Mostly, she just seems like a nice person, and someone I’d enjoy spending time with. There’s not a single point in either of the Xillia games where Milla has a mean word to say about anyone — the cast as a whole is pretty closely-knit and pleasant, but Milla stands out even among them — and even when confronting her enemies, she’s keen to understand them and why they are the way they are.

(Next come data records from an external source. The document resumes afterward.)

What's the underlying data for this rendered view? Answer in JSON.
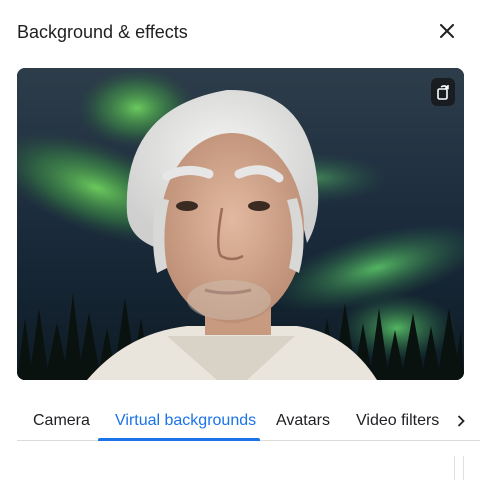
{
  "dialog": {
    "title": "Background & effects",
    "close_icon": "close-icon"
  },
  "preview": {
    "description_icon": "rotate-camera-icon",
    "background_name": "aurora-forest"
  },
  "tabs": {
    "items": [
      {
        "label": "Camera",
        "active": false
      },
      {
        "label": "Virtual backgrounds",
        "active": true
      },
      {
        "label": "Avatars",
        "active": false
      },
      {
        "label": "Video filters",
        "active": false
      }
    ],
    "next_icon": "chevron-right-icon"
  },
  "colors": {
    "accent": "#1a73e8",
    "divider": "#dadce0",
    "text": "#202124"
  }
}
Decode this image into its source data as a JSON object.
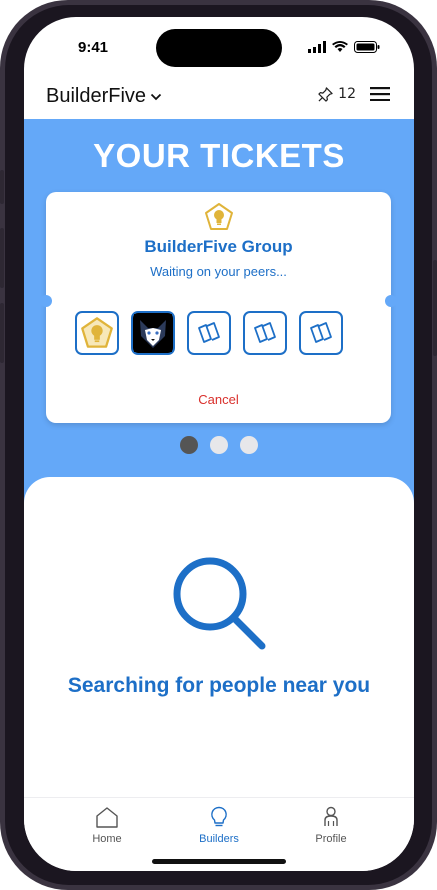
{
  "status": {
    "time": "9:41"
  },
  "appbar": {
    "brand": "BuilderFive",
    "pin_count": "12"
  },
  "hero": {
    "title": "YOUR TICKETS"
  },
  "card": {
    "group_title": "BuilderFive Group",
    "group_subtitle": "Waiting on your peers...",
    "cancel_label": "Cancel",
    "slots": [
      "bulb-pentagon-icon",
      "husky-avatar",
      "ticket-icon",
      "ticket-icon",
      "ticket-icon"
    ]
  },
  "pager": {
    "count": 3,
    "active": 0
  },
  "search": {
    "text": "Searching for people near you"
  },
  "tabs": [
    {
      "label": "Home"
    },
    {
      "label": "Builders"
    },
    {
      "label": "Profile"
    }
  ],
  "colors": {
    "accent": "#1d6fc7",
    "hero": "#64a8f8",
    "danger": "#d9302c",
    "gold": "#e0b43a"
  }
}
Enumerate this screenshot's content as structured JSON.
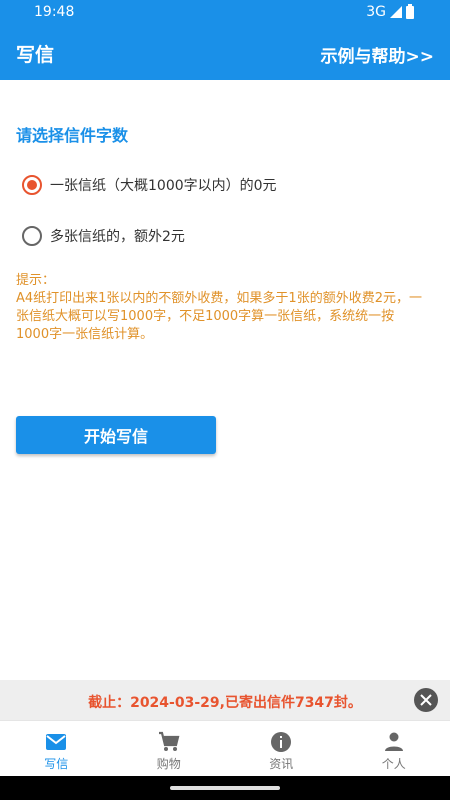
{
  "status_bar": {
    "time": "19:48",
    "network": "3G"
  },
  "app_bar": {
    "title": "写信",
    "help_link": "示例与帮助>>"
  },
  "section": {
    "title": "请选择信件字数"
  },
  "options": [
    {
      "label": "一张信纸（大概1000字以内）的0元",
      "selected": true
    },
    {
      "label": "多张信纸的，额外2元",
      "selected": false
    }
  ],
  "tip": {
    "heading": "提示：",
    "body": "A4纸打印出来1张以内的不额外收费，如果多于1张的额外收费2元，一张信纸大概可以写1000字，不足1000字算一张信纸，系统统一按1000字一张信纸计算。"
  },
  "start_button": {
    "label": "开始写信"
  },
  "notice": {
    "text": "截止：2024-03-29,已寄出信件7347封。"
  },
  "bottom_nav": {
    "items": [
      {
        "label": "写信",
        "icon": "mail-icon",
        "active": true
      },
      {
        "label": "购物",
        "icon": "cart-icon",
        "active": false
      },
      {
        "label": "资讯",
        "icon": "info-icon",
        "active": false
      },
      {
        "label": "个人",
        "icon": "person-icon",
        "active": false
      }
    ]
  },
  "colors": {
    "primary": "#1a90e8",
    "accent": "#e8542f",
    "tip": "#e0922a"
  }
}
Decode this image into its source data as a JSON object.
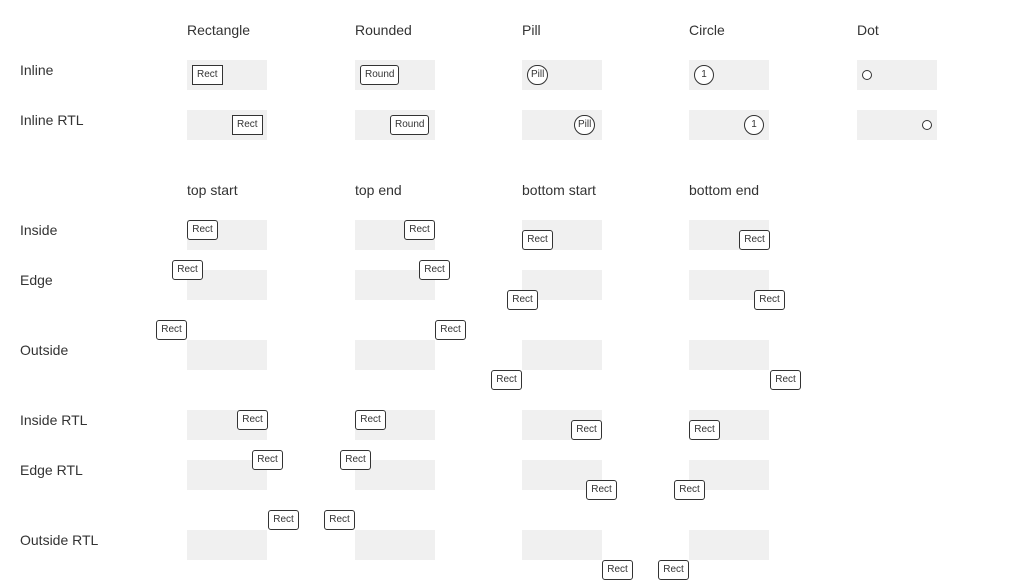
{
  "styles": {
    "headers": [
      "Rectangle",
      "Rounded",
      "Pill",
      "Circle",
      "Dot"
    ],
    "rows": [
      "Inline",
      "Inline RTL"
    ],
    "badges": [
      "Rect",
      "Round",
      "Pill",
      "1",
      ""
    ]
  },
  "positions": {
    "headers": [
      "top start",
      "top end",
      "bottom start",
      "bottom end"
    ],
    "rows": [
      "Inside",
      "Edge",
      "Outside",
      "Inside RTL",
      "Edge RTL",
      "Outside RTL"
    ],
    "badge_label": "Rect"
  }
}
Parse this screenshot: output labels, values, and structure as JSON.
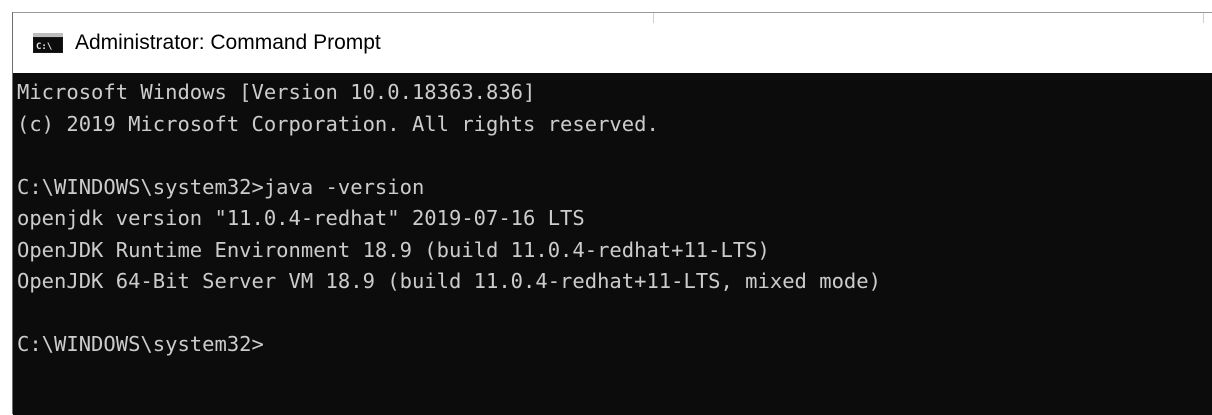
{
  "window": {
    "title": "Administrator: Command Prompt",
    "icon": "cmd-icon"
  },
  "console": {
    "lines": [
      "Microsoft Windows [Version 10.0.18363.836]",
      "(c) 2019 Microsoft Corporation. All rights reserved.",
      "",
      "C:\\WINDOWS\\system32>java -version",
      "openjdk version \"11.0.4-redhat\" 2019-07-16 LTS",
      "OpenJDK Runtime Environment 18.9 (build 11.0.4-redhat+11-LTS)",
      "OpenJDK 64-Bit Server VM 18.9 (build 11.0.4-redhat+11-LTS, mixed mode)",
      "",
      "C:\\WINDOWS\\system32>"
    ]
  },
  "colors": {
    "console_bg": "#0c0c0c",
    "console_text": "#cccccc",
    "titlebar_bg": "#ffffff"
  }
}
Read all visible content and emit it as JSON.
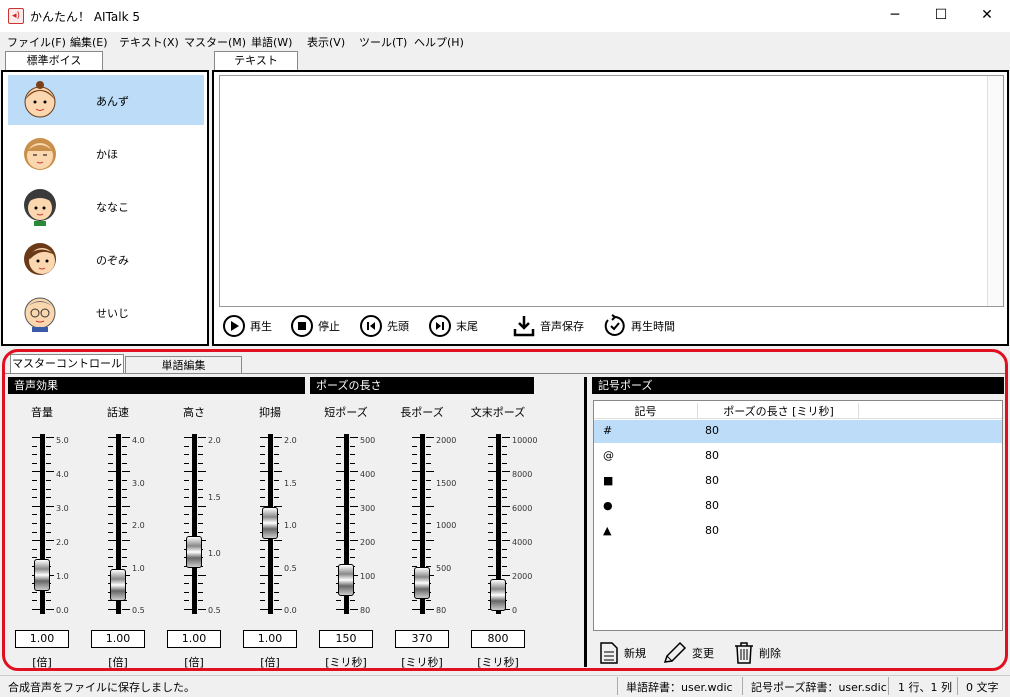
{
  "app": {
    "title": "かんたん！ AITalk 5",
    "icon": "speaker-icon"
  },
  "window": {
    "minimize": "─",
    "maximize": "☐",
    "close": "✕"
  },
  "menu": [
    "ファイル(F)",
    "編集(E)",
    "テキスト(X)",
    "マスター(M)",
    "単語(W)",
    "表示(V)",
    "ツール(T)",
    "ヘルプ(H)"
  ],
  "voice_tab": "標準ボイス",
  "voices": [
    {
      "name": "あんず",
      "selected": true
    },
    {
      "name": "かほ"
    },
    {
      "name": "ななこ"
    },
    {
      "name": "のぞみ"
    },
    {
      "name": "せいじ"
    }
  ],
  "text_tab": "テキスト",
  "text_content": "",
  "controls": {
    "play": "再生",
    "stop": "停止",
    "head": "先頭",
    "tail": "末尾",
    "save": "音声保存",
    "time": "再生時間"
  },
  "bottom_tabs": [
    "マスターコントロール",
    "単語編集"
  ],
  "sections": {
    "effects": "音声効果",
    "pause": "ポーズの長さ",
    "symbol": "記号ポーズ"
  },
  "sliders": [
    {
      "label": "音量",
      "ticks": [
        "5.0",
        "4.0",
        "3.0",
        "2.0",
        "1.0",
        "0.0"
      ],
      "value": "1.00",
      "unit": "[倍]",
      "level": 0.2
    },
    {
      "label": "話速",
      "ticks": [
        "4.0",
        "3.0",
        "2.0",
        "1.0",
        "0.5"
      ],
      "value": "1.00",
      "unit": "[倍]",
      "level": 0.14
    },
    {
      "label": "高さ",
      "ticks": [
        "2.0",
        "1.5",
        "1.0",
        "0.5"
      ],
      "value": "1.00",
      "unit": "[倍]",
      "level": 0.33
    },
    {
      "label": "抑揚",
      "ticks": [
        "2.0",
        "1.5",
        "1.0",
        "0.5",
        "0.0"
      ],
      "value": "1.00",
      "unit": "[倍]",
      "level": 0.5
    },
    {
      "label": "短ポーズ",
      "ticks": [
        "500",
        "400",
        "300",
        "200",
        "100",
        "80"
      ],
      "value": "150",
      "unit": "[ミリ秒]",
      "level": 0.17
    },
    {
      "label": "長ポーズ",
      "ticks": [
        "2000",
        "1500",
        "1000",
        "500",
        "80"
      ],
      "value": "370",
      "unit": "[ミリ秒]",
      "level": 0.15
    },
    {
      "label": "文末ポーズ",
      "ticks": [
        "10000",
        "8000",
        "6000",
        "4000",
        "2000",
        "0"
      ],
      "value": "800",
      "unit": "[ミリ秒]",
      "level": 0.08
    }
  ],
  "symbol_table": {
    "headers": [
      "記号",
      "ポーズの長さ [ミリ秒]"
    ],
    "rows": [
      [
        "#",
        "80"
      ],
      [
        "@",
        "80"
      ],
      [
        "■",
        "80"
      ],
      [
        "●",
        "80"
      ],
      [
        "▲",
        "80"
      ]
    ]
  },
  "symbol_buttons": {
    "new": "新規",
    "edit": "変更",
    "delete": "削除"
  },
  "status": {
    "message": "合成音声をファイルに保存しました。",
    "word_dict": "単語辞書：user.wdic",
    "symbol_dict": "記号ポーズ辞書：user.sdic",
    "position": "1 行、1 列",
    "chars": "0 文字"
  },
  "colors": {
    "highlight": "#e01020",
    "selection": "#bcdcf8"
  }
}
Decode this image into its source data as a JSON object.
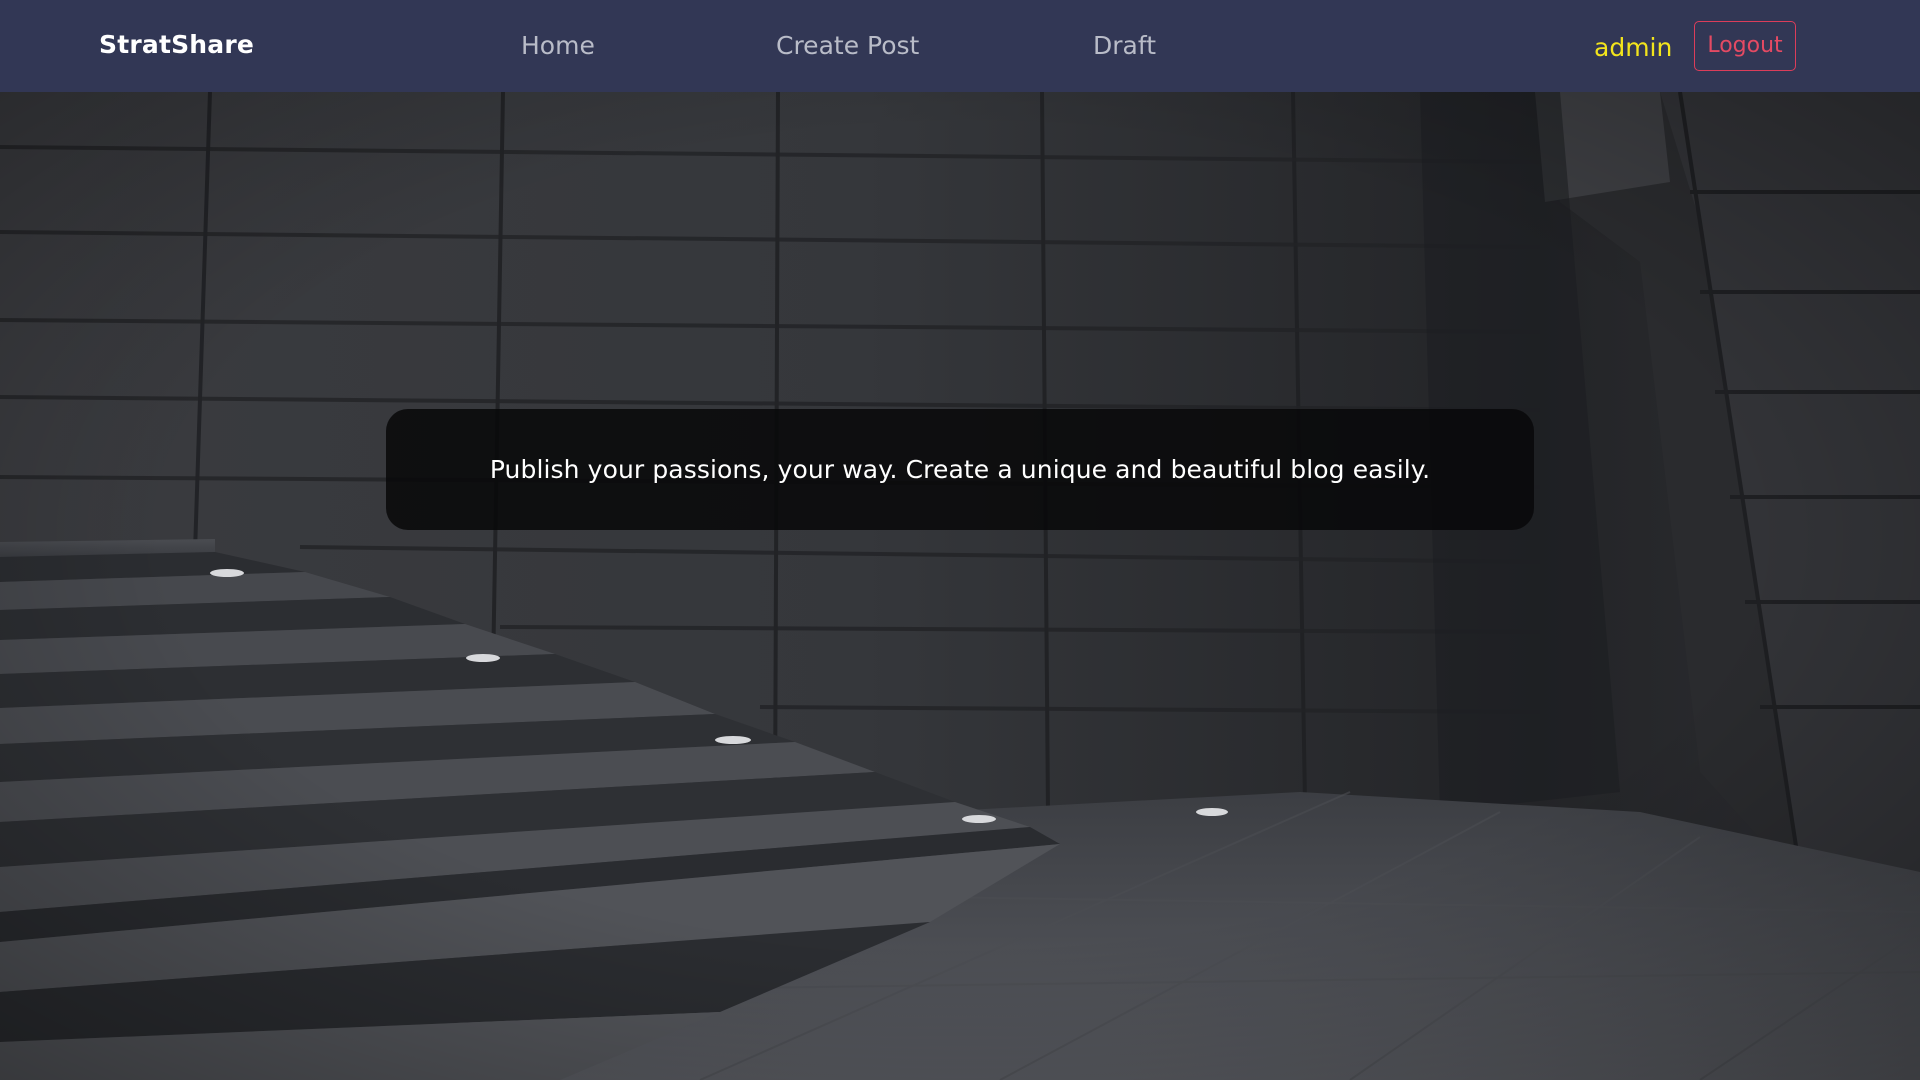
{
  "nav": {
    "brand": "StratShare",
    "links": [
      {
        "label": "Home"
      },
      {
        "label": "Create Post"
      },
      {
        "label": "Draft"
      }
    ],
    "user": "admin",
    "logout_label": "Logout"
  },
  "hero": {
    "tagline": "Publish your passions, your way. Create a unique and beautiful blog easily."
  },
  "colors": {
    "navbar_bg": "#323755",
    "brand_text": "#ffffff",
    "nav_link": "#b9bcc8",
    "user_name": "#f2e41c",
    "logout_accent": "#dc3d5a"
  }
}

What would we talk about, though? Well, Milla’s naivete means that we’d almost certainly have a lot to talk about, particularly if I were to introduce her to things with which she wasn’t overly familiar. Perhaps I’d play some music for her, and attempt to explain the emotional power that sound has over us. Perhaps I’d show her some video games — I could show her her own game, that’d raise an interesting conversation, I’m sure — or sit her down and attempt to engage her interest with a board game. All of these activities would doubtless prompt the question “why?”, and one of the nice things about Milla is that when she asks this, she’s not being facetious, sullen or passive-aggressive about not wanting to do something; she genuinely wants to know and understand why people choose to partake in particular activities. And I think helping her with those big questions would make for some absolutely fascinating conversations.

So, Milla Maxwell, if you ever feel like stopping by, well, I’m pretty sure I can keep you occupied, entertained and intrigued for quite some time, and that’s not something I can say with confidence to many people!